2. Cell Regeneration:
This approach seeks to boost the reproduction of the few beta cells that remain in the body for many years after diagnosis. While there is evidence that beta cells can exist for decades, the amount is small and the path to substantial reproduction is unknown. However, if these latent beta cells can be triggered to reproduce at scale and are sufficiently protected, insulin independence just might be achieved.

This branch must ensure that once insulin-producing cells are created and ‘reawakened,’ they will not be attacked by the immune system.


Cell Protection Solutions

Cell Protection Solutions intend to safeguard insulin-producing cells from the body’s autoimmune attack. Currently, there are three notable research approaches: Encapsulation, Gene-Edited Cells, and Immune System Modification. Some of these approach branches overlap and are increasingly explored in concert with Cell Supply Solutions.

1. Encapsulation:
The protection of insulin-producing cells from the autoimmune attack by placing the cells inside a physical barrier, such as a gel, device, or pouch. There are macro-encapsulation approaches which hold many cells in one protection product, and micro-encapsulation approaches which provide a barrier for each individual cell.

The main obstacle to this pathway is ensuring that cells are shielded sufficiently from the immune system’s attack while still being permeable enough to receive oxygen, respond to changes in blood glucose, and release insulin to the body.

2. Gene-Edited Cells:
In this research approach, implanted cells are genetically modified to avoid triggering an autoimmune attack. A high-profile example of this is CRISPR Therapeutics, a biotech company investigating two cell lines: CTX-211, stem cell-derived cells gene edited with CRISPR Cas9, and a collaboration with Vertex Pharmaceuticals to develop gene-edited hypo-immune cells (in development).

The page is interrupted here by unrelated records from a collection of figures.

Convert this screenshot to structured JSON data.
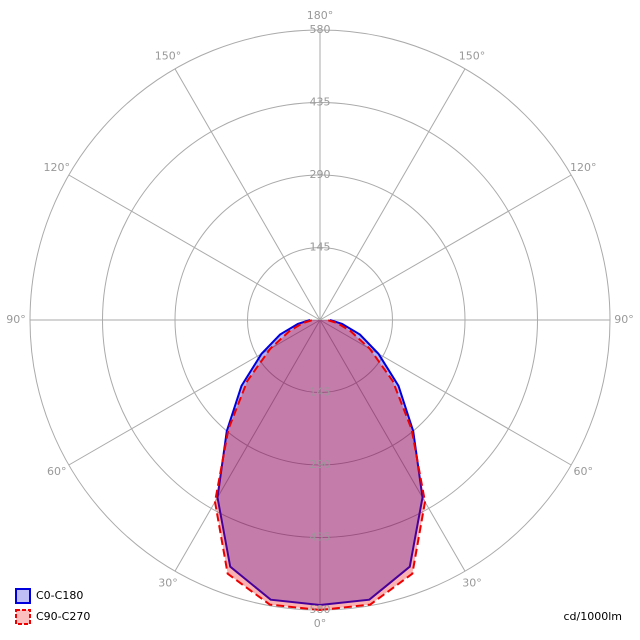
{
  "chart_data": {
    "type": "polar",
    "angles": [
      0,
      10,
      20,
      30,
      40,
      50,
      60,
      70,
      80,
      90
    ],
    "series": [
      {
        "name": "C0-C180",
        "color": "#0000dd",
        "dash": false,
        "values": [
          570,
          568,
          525,
          410,
          290,
          205,
          135,
          85,
          45,
          20
        ]
      },
      {
        "name": "C90-C270",
        "color": "#ee0000",
        "dash": true,
        "values": [
          580,
          578,
          540,
          420,
          285,
          190,
          115,
          65,
          35,
          15
        ]
      }
    ],
    "rlim": [
      0,
      580
    ],
    "rticks": [
      145,
      290,
      435,
      580
    ],
    "angle_ticks": [
      {
        "value": 0,
        "label": "0°"
      },
      {
        "value": 30,
        "label": "30°"
      },
      {
        "value": 60,
        "label": "60°"
      },
      {
        "value": 90,
        "label": "90°"
      },
      {
        "value": 120,
        "label": "120°"
      },
      {
        "value": 150,
        "label": "150°"
      },
      {
        "value": 180,
        "label": "180°"
      }
    ],
    "unit": "cd/1000lm"
  }
}
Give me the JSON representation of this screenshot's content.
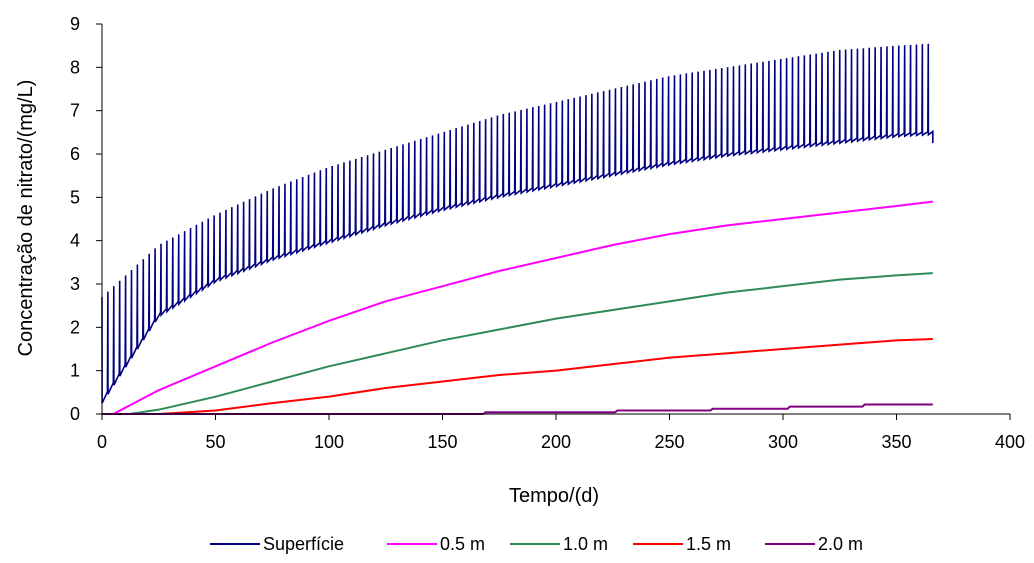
{
  "chart_data": {
    "type": "line",
    "title": "",
    "xlabel": "Tempo/(d)",
    "ylabel": "Concentração de nitrato/(mg/L)",
    "xlim": [
      0,
      400
    ],
    "ylim": [
      0,
      9
    ],
    "xticks": [
      0,
      50,
      100,
      150,
      200,
      250,
      300,
      350,
      400
    ],
    "yticks": [
      0,
      1,
      2,
      3,
      4,
      5,
      6,
      7,
      8,
      9
    ],
    "grid": false,
    "legend_position": "bottom",
    "series": [
      {
        "name": "Superfície",
        "color": "#000080",
        "style": "oscillating band",
        "x": [
          0,
          25,
          50,
          75,
          100,
          125,
          150,
          175,
          200,
          225,
          250,
          275,
          300,
          325,
          350,
          366
        ],
        "upper": [
          2.7,
          3.9,
          4.6,
          5.2,
          5.7,
          6.1,
          6.5,
          6.9,
          7.2,
          7.5,
          7.8,
          8.0,
          8.2,
          8.4,
          8.5,
          8.55
        ],
        "lower": [
          0.2,
          2.2,
          3.0,
          3.5,
          3.9,
          4.3,
          4.65,
          4.95,
          5.2,
          5.45,
          5.7,
          5.9,
          6.05,
          6.2,
          6.35,
          6.4
        ],
        "end_value": 6.25
      },
      {
        "name": "0.5 m",
        "color": "#FF00FF",
        "x": [
          0,
          5,
          25,
          50,
          75,
          100,
          125,
          150,
          175,
          200,
          225,
          250,
          275,
          300,
          325,
          350,
          366
        ],
        "values": [
          0,
          0,
          0.55,
          1.1,
          1.65,
          2.15,
          2.6,
          2.95,
          3.3,
          3.6,
          3.9,
          4.15,
          4.35,
          4.5,
          4.65,
          4.8,
          4.9
        ]
      },
      {
        "name": "1.0 m",
        "color": "#2E8B57",
        "x": [
          0,
          12,
          25,
          50,
          75,
          100,
          125,
          150,
          175,
          200,
          225,
          250,
          275,
          300,
          325,
          350,
          366
        ],
        "values": [
          0,
          0,
          0.1,
          0.4,
          0.75,
          1.1,
          1.4,
          1.7,
          1.95,
          2.2,
          2.4,
          2.6,
          2.8,
          2.95,
          3.1,
          3.2,
          3.25
        ]
      },
      {
        "name": "1.5 m",
        "color": "#FF0000",
        "x": [
          0,
          25,
          50,
          75,
          100,
          125,
          150,
          175,
          200,
          225,
          250,
          275,
          300,
          325,
          350,
          366
        ],
        "values": [
          0,
          0,
          0.08,
          0.25,
          0.4,
          0.6,
          0.75,
          0.9,
          1.0,
          1.15,
          1.3,
          1.4,
          1.5,
          1.6,
          1.7,
          1.73
        ]
      },
      {
        "name": "2.0 m",
        "color": "#800080",
        "x": [
          0,
          168,
          169,
          226,
          227,
          268,
          269,
          302,
          303,
          335,
          336,
          366
        ],
        "values": [
          0,
          0,
          0.04,
          0.04,
          0.08,
          0.08,
          0.12,
          0.12,
          0.17,
          0.17,
          0.22,
          0.22
        ]
      }
    ]
  }
}
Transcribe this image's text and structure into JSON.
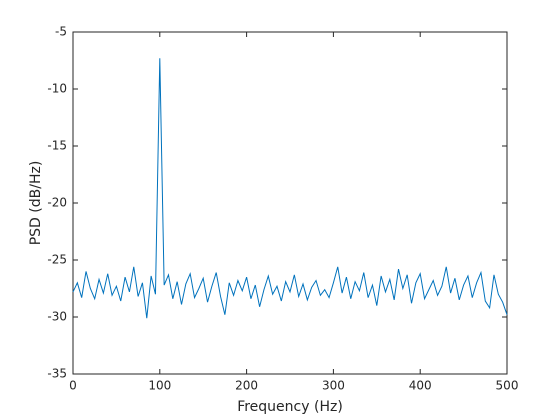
{
  "chart_data": {
    "type": "line",
    "x_label": "Frequency (Hz)",
    "y_label": "PSD (dB/Hz)",
    "x": [
      0,
      5,
      10,
      15,
      20,
      25,
      30,
      35,
      40,
      45,
      50,
      55,
      60,
      65,
      70,
      75,
      80,
      85,
      90,
      95,
      100,
      105,
      110,
      115,
      120,
      125,
      130,
      135,
      140,
      145,
      150,
      155,
      160,
      165,
      170,
      175,
      180,
      185,
      190,
      195,
      200,
      205,
      210,
      215,
      220,
      225,
      230,
      235,
      240,
      245,
      250,
      255,
      260,
      265,
      270,
      275,
      280,
      285,
      290,
      295,
      300,
      305,
      310,
      315,
      320,
      325,
      330,
      335,
      340,
      345,
      350,
      355,
      360,
      365,
      370,
      375,
      380,
      385,
      390,
      395,
      400,
      405,
      410,
      415,
      420,
      425,
      430,
      435,
      440,
      445,
      450,
      455,
      460,
      465,
      470,
      475,
      480,
      485,
      490,
      495,
      500
    ],
    "series": [
      {
        "color": "#0072bd",
        "values": [
          -27.8,
          -27.0,
          -28.3,
          -26.0,
          -27.5,
          -28.4,
          -26.7,
          -27.9,
          -26.2,
          -28.1,
          -27.3,
          -28.6,
          -26.5,
          -27.8,
          -25.6,
          -28.2,
          -27.0,
          -30.1,
          -26.4,
          -28.0,
          -7.3,
          -27.2,
          -26.3,
          -28.4,
          -26.9,
          -28.9,
          -27.1,
          -26.2,
          -28.3,
          -27.5,
          -26.6,
          -28.7,
          -27.3,
          -26.1,
          -28.2,
          -29.8,
          -27.0,
          -28.1,
          -26.8,
          -27.7,
          -26.5,
          -28.4,
          -27.2,
          -29.1,
          -27.6,
          -26.4,
          -28.0,
          -27.3,
          -28.6,
          -26.9,
          -27.8,
          -26.3,
          -28.2,
          -27.1,
          -28.5,
          -27.4,
          -26.8,
          -28.1,
          -27.6,
          -28.3,
          -27.0,
          -25.6,
          -27.9,
          -26.5,
          -28.4,
          -26.9,
          -27.7,
          -26.1,
          -28.3,
          -27.2,
          -29.0,
          -26.4,
          -27.8,
          -26.7,
          -28.5,
          -25.8,
          -27.5,
          -26.3,
          -28.8,
          -27.0,
          -26.2,
          -28.4,
          -27.6,
          -26.8,
          -28.1,
          -27.3,
          -25.6,
          -27.9,
          -26.6,
          -28.5,
          -27.2,
          -26.4,
          -28.3,
          -27.0,
          -26.1,
          -28.6,
          -29.2,
          -26.3,
          -28.0,
          -28.7,
          -29.8
        ]
      }
    ],
    "xlim": [
      0,
      500
    ],
    "ylim": [
      -35,
      -5
    ],
    "xticks": [
      0,
      100,
      200,
      300,
      400,
      500
    ],
    "yticks": [
      -35,
      -30,
      -25,
      -20,
      -15,
      -10,
      -5
    ],
    "grid": false
  }
}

There are many additional companies and academic centers conducting research in this pathway.

3. Immune System Modification:
Immune system modification entails modifying the body’s immune system internally to stop attacking insulin-producing beta cells. This could be done with an oral drug, retraining the body’s DNA to alter the beta cell immune response, and other methods.

Currently, the only successful method available to stop the autoimmune attack is lifelong, full-body immunosuppression, which compromises the immune system’s overall health and is not feasible for the majority of the T1D community.


Advanced Insulin Delivery Solutions

The Advanced Insulin Delivery Solutions pathway consists of intelligent systems that automate the insulin delivery process. The two research branches in this pathway are Glucose Responsive Insulin and Advanced Artificial Pancreas. Different from an insulin pump, these treatments would require little-to-no monitoring and be capable of fully regulating the balance of insulin and glucose.

1. Glucose Responsive Insulin:
Insulin that is automatically released in response to the body’s natural rise in blood glucose and stops once it normalizes. Theoretically, a single daily injection would satisfy the needs of a person with T1D without the measured dosing and frequent monitoring required today. This branch is still in the research and development stage. To be successful, this ‘smart insulin’ must be sensitive enough to respond quickly to changes in glucose levels and have the accuracy to maintain a healthy TIR without falling into high or low blood sugars. To date, this pathway has posted few positive results.

2. Advanced Artificial Pancreas:
A wearable device that acts as a fully functioning, healthy pancreas by automatically adjusting glucose levels and insulin in the body. This device must include a CGM, a reservoir for both insulin and glucagon, and an advanced control algorithm to determine the correct dosage to quickly bring blood glucose to a healthy level. When surveyed, 88% of people said this method would qualify as a Practical Cure if it is small enough to “generally forget you are wearing it” and essentially be “set and forget.”